BACKGROUND: Motor speech disorders in multiple sclerosis (MS) are poorly understood and their quantitative, objective acoustic characterization remains limited. Additionally, little data regarding relationships between the severity of speech disorders and neurological involvement in MS, as well as the contribution of pyramidal and cerebellar functional systems on speech phenotypes, is available.

METHODS: Speech data were acquired from 141 MS patients with Expanded Disability Status Scale (EDSS) ranging from 1 to 6.5 and 70 matched healthy controls. Objective acoustic speech assessment including subtests on phonation, oral diadochokinesis, articulation and prosody was performed.

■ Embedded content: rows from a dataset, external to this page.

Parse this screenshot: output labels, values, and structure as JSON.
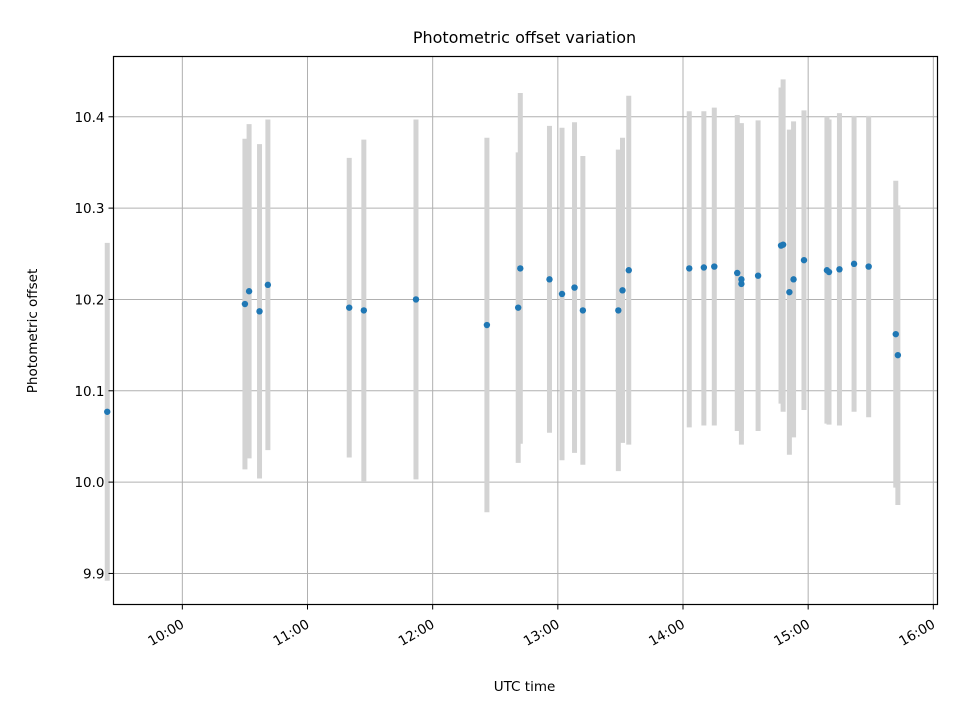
{
  "chart_data": {
    "type": "scatter",
    "title": "Photometric offset variation",
    "xlabel": "UTC time",
    "ylabel": "Photometric offset",
    "xlim": [
      "09:27",
      "16:02"
    ],
    "ylim": [
      9.866,
      10.466
    ],
    "xticks": [
      "10:00",
      "11:00",
      "12:00",
      "13:00",
      "14:00",
      "15:00",
      "16:00"
    ],
    "yticks": [
      9.9,
      10.0,
      10.1,
      10.2,
      10.3,
      10.4
    ],
    "grid": true,
    "colors": {
      "points": "#1f77b4",
      "errorbars": "#d3d3d3",
      "grid": "#b0b0b0",
      "axes": "#000000"
    },
    "points": [
      {
        "x": "09:24",
        "y": 10.077,
        "low": 9.892,
        "high": 10.262
      },
      {
        "x": "10:30",
        "y": 10.195,
        "low": 10.014,
        "high": 10.376
      },
      {
        "x": "10:32",
        "y": 10.209,
        "low": 10.026,
        "high": 10.392
      },
      {
        "x": "10:37",
        "y": 10.187,
        "low": 10.004,
        "high": 10.37
      },
      {
        "x": "10:41",
        "y": 10.216,
        "low": 10.035,
        "high": 10.397
      },
      {
        "x": "11:20",
        "y": 10.191,
        "low": 10.027,
        "high": 10.355
      },
      {
        "x": "11:27",
        "y": 10.188,
        "low": 10.001,
        "high": 10.375
      },
      {
        "x": "11:52",
        "y": 10.2,
        "low": 10.003,
        "high": 10.397
      },
      {
        "x": "12:26",
        "y": 10.172,
        "low": 9.967,
        "high": 10.377
      },
      {
        "x": "12:41",
        "y": 10.191,
        "low": 10.021,
        "high": 10.361
      },
      {
        "x": "12:42",
        "y": 10.234,
        "low": 10.042,
        "high": 10.426
      },
      {
        "x": "12:56",
        "y": 10.222,
        "low": 10.054,
        "high": 10.39
      },
      {
        "x": "13:02",
        "y": 10.206,
        "low": 10.024,
        "high": 10.388
      },
      {
        "x": "13:08",
        "y": 10.213,
        "low": 10.032,
        "high": 10.394
      },
      {
        "x": "13:12",
        "y": 10.188,
        "low": 10.019,
        "high": 10.357
      },
      {
        "x": "13:29",
        "y": 10.188,
        "low": 10.012,
        "high": 10.364
      },
      {
        "x": "13:31",
        "y": 10.21,
        "low": 10.043,
        "high": 10.377
      },
      {
        "x": "13:34",
        "y": 10.232,
        "low": 10.041,
        "high": 10.423
      },
      {
        "x": "14:03",
        "y": 10.234,
        "low": 10.06,
        "high": 10.406
      },
      {
        "x": "14:10",
        "y": 10.235,
        "low": 10.062,
        "high": 10.406
      },
      {
        "x": "14:15",
        "y": 10.236,
        "low": 10.062,
        "high": 10.41
      },
      {
        "x": "14:26",
        "y": 10.229,
        "low": 10.056,
        "high": 10.402
      },
      {
        "x": "14:28",
        "y": 10.217,
        "low": 10.041,
        "high": 10.393
      },
      {
        "x": "14:28",
        "y": 10.222,
        "low": 10.056,
        "high": 10.388
      },
      {
        "x": "14:36",
        "y": 10.226,
        "low": 10.056,
        "high": 10.396
      },
      {
        "x": "14:47",
        "y": 10.259,
        "low": 10.086,
        "high": 10.432
      },
      {
        "x": "14:48",
        "y": 10.26,
        "low": 10.077,
        "high": 10.441
      },
      {
        "x": "14:51",
        "y": 10.208,
        "low": 10.03,
        "high": 10.386
      },
      {
        "x": "14:53",
        "y": 10.222,
        "low": 10.049,
        "high": 10.395
      },
      {
        "x": "14:58",
        "y": 10.243,
        "low": 10.079,
        "high": 10.407
      },
      {
        "x": "15:09",
        "y": 10.232,
        "low": 10.064,
        "high": 10.4
      },
      {
        "x": "15:10",
        "y": 10.23,
        "low": 10.063,
        "high": 10.397
      },
      {
        "x": "15:15",
        "y": 10.233,
        "low": 10.062,
        "high": 10.404
      },
      {
        "x": "15:22",
        "y": 10.239,
        "low": 10.077,
        "high": 10.401
      },
      {
        "x": "15:29",
        "y": 10.236,
        "low": 10.071,
        "high": 10.401
      },
      {
        "x": "15:42",
        "y": 10.162,
        "low": 9.994,
        "high": 10.33
      },
      {
        "x": "15:43",
        "y": 10.139,
        "low": 9.975,
        "high": 10.303
      }
    ]
  }
}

RESULTS: The prevalence of dysarthria in our MS cohort was 56% while the severity was generally mild and primarily consisted of a combination of spastic and ataxic components. Prosodic-articulatory disorder presenting with monopitch, articulatory decay, excess loudness variations and slow rate was the most salient. Speech disorders reflected subclinical motor impairment with 78% accuracy in discriminating between a subgroup of asymptomatic MS (EDSS < 2.0) and control speakers. Speech disorder severity was related to the severity of neurological involvement. Decreased articulation rate was moderately correlated to EDSS as well as all subtests of the multiple sclerosis functional composite. The strongest correlation was observed between irregular oral diadochokinesis and the 9-Hole Peg Test (r = - 0.65, p < 0.001). Irregular oral diadochokinesis and excess loudness variations significantly separated pure pyramidal and mixed pyramidal-cerebellar MS subgroups.

CONCLUSIONS: Automated speech analyses may provide valuable biomarkers of disease progression in MS as dysarthria represents common and early manifestation that reflects disease disability and underlying pyramidal-cerebellar pathophysiology.